Erik,
Thanks for that. There is some misunderstanding here. For this example,
I had taken the sting out of my trigger function and turned it into a
much more concise no-op, with warnings. The actual code of my original
trigger function is irrelevant. The no-op trigger function displays the
same strange behaviour: it works as expected for INSERTs, but not for
UPDATEs. The update goes through! And it shouldn't.
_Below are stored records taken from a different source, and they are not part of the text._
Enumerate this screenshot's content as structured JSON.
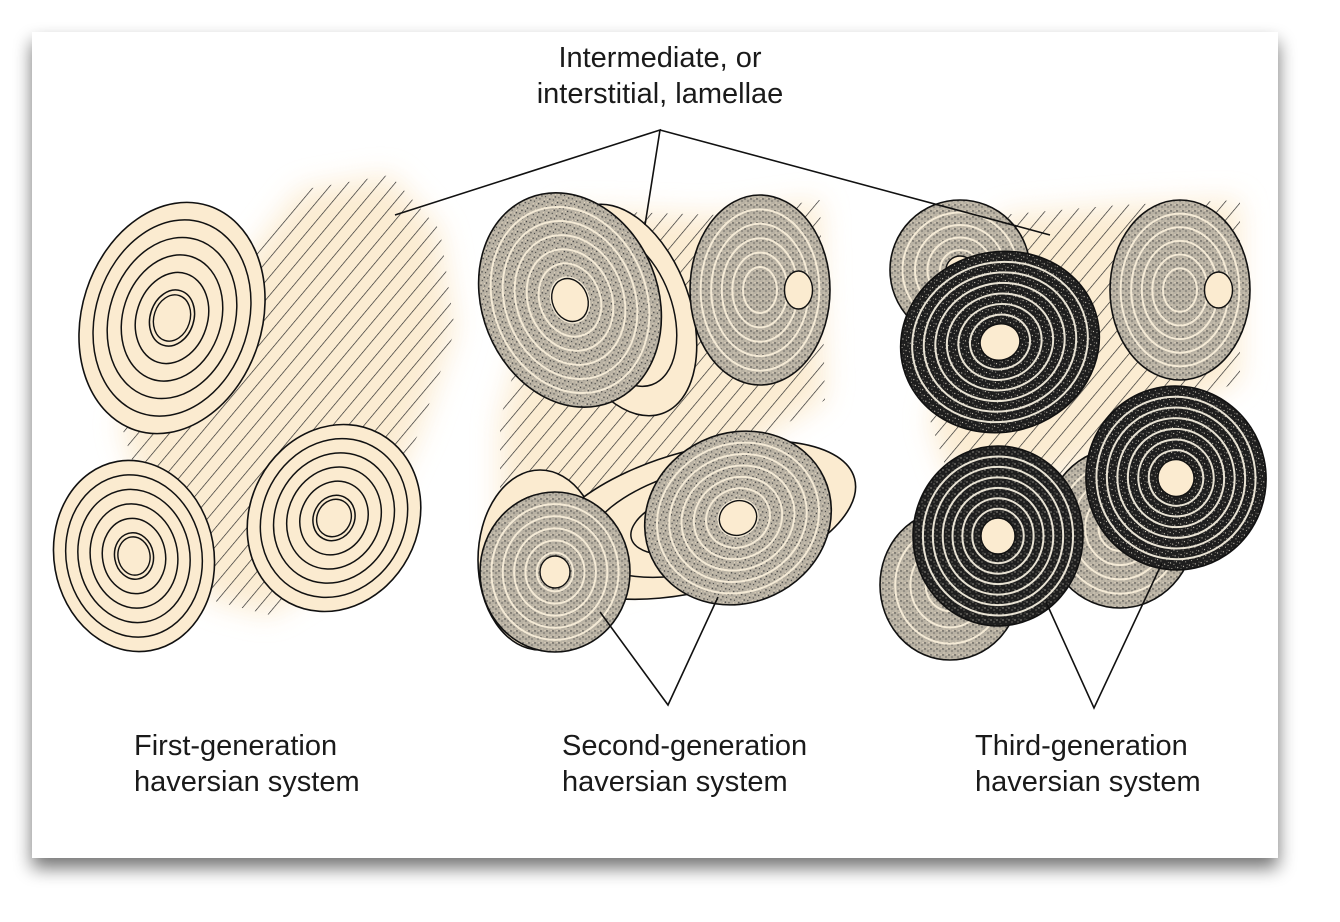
{
  "figure": {
    "labels": {
      "interstitial_line1": "Intermediate, or",
      "interstitial_line2": "interstitial, lamellae",
      "first_line1": "First-generation",
      "first_line2": "haversian system",
      "second_line1": "Second-generation",
      "second_line2": "haversian system",
      "third_line1": "Third-generation",
      "third_line2": "haversian system"
    },
    "colors": {
      "canal": "#fbebd0",
      "lamella_light": "#fbebd0",
      "lamella_medium": "#b8b1a3",
      "lamella_dark": "#1e1e1e",
      "ink": "#111111",
      "card_shadow": "#8a8a8a"
    }
  }
}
My question to the list is how I can analyze what is happening here, I
am lost at where to start on that.
Rolf
Greetings list,
Running pg 8.2.3. on a windows machine, I have become blind in a
trigger definition puzzle, so hope that somebody may help me
understand where I goof.
I have a base table i_s that has three tables that inherit from it,
one of them being i_s_nowhere. The base table should be left empty,
but I want it to be the prime port of call for data changes. Hence
the following set-up. Let me try to be brief, in the hope of not
leaving out relevant detail.
Base table def is as follows:
CREATE TABLE i_s
(
sidx integer NOT NULL, -- The s identifier
gid integer NOT NULL, -- The i identifier
status character(1),
confirmation character(1),
CONSTRAINT pk_is PRIMARY KEY (sidx, gid)
)
WITH (OIDS=FALSE);
And the trigger definition is here:
CREATE TRIGGER aw_archival_is2
BEFORE UPDATE OR INSERT OR DELETE
ON i_s
FOR EACH ROW
EXECUTE PROCEDURE aw_archive_test();
And the trigger function:
CREATE OR REPLACE FUNCTION aw_archive_test()
RETURNS "trigger" AS
$BODY$
BEGIN
RAISE WARNING 'Starting isa trigger for %', TG_OP;
IF (TG_OP = 'UPDATE') THEN
RAISE WARNING 'Calling insert_isa with update';
ELSIF (TG_OP = 'INSERT') THEN
RAISE WARNING 'Calling insert_isa with insert';
ELSIF (TG_OP = 'DELETE') THEN
RAISE WARNING 'Calling insert_isa with delete';
END IF; RETURN NULL;
END;
$BODY$
LANGUAGE 'plpgsql' VOLATILE;
The trigger is enabled.
Yes, this does intentionally nothing. The real code will obviously
take care of data change in proper subtables. Well, the trigger
should do nothing now . . . What I cannot get round to understanding
is that an insert attempt will nicely give me two warnings, and will
not insert, as expected with this code:
WARNING: Starting isa trigger for INSERT
WARNING: Calling insert_isa with insert
Query returned successfully: 0 rows affected, 31 ms execution time.
But an attempt to update actually magically goes to the proper
subtable and performs the update:
Query returned successfully: 1 rows affected, 16 ms execution time.
Where did I deserve this?? ;-)
In attempts to solve this I did mess around with trigger and trigger
function definitions a bit. Could there be funny traces of this?
What is the best way to analyse this behavior? I am testing from a
pgAdmin 1.8 setup.
The function you've shown won't do anything because BEFORE row triggers
that return NULL don't do anything (for that row). If you want the
operation to continue without any modification then just return NEW.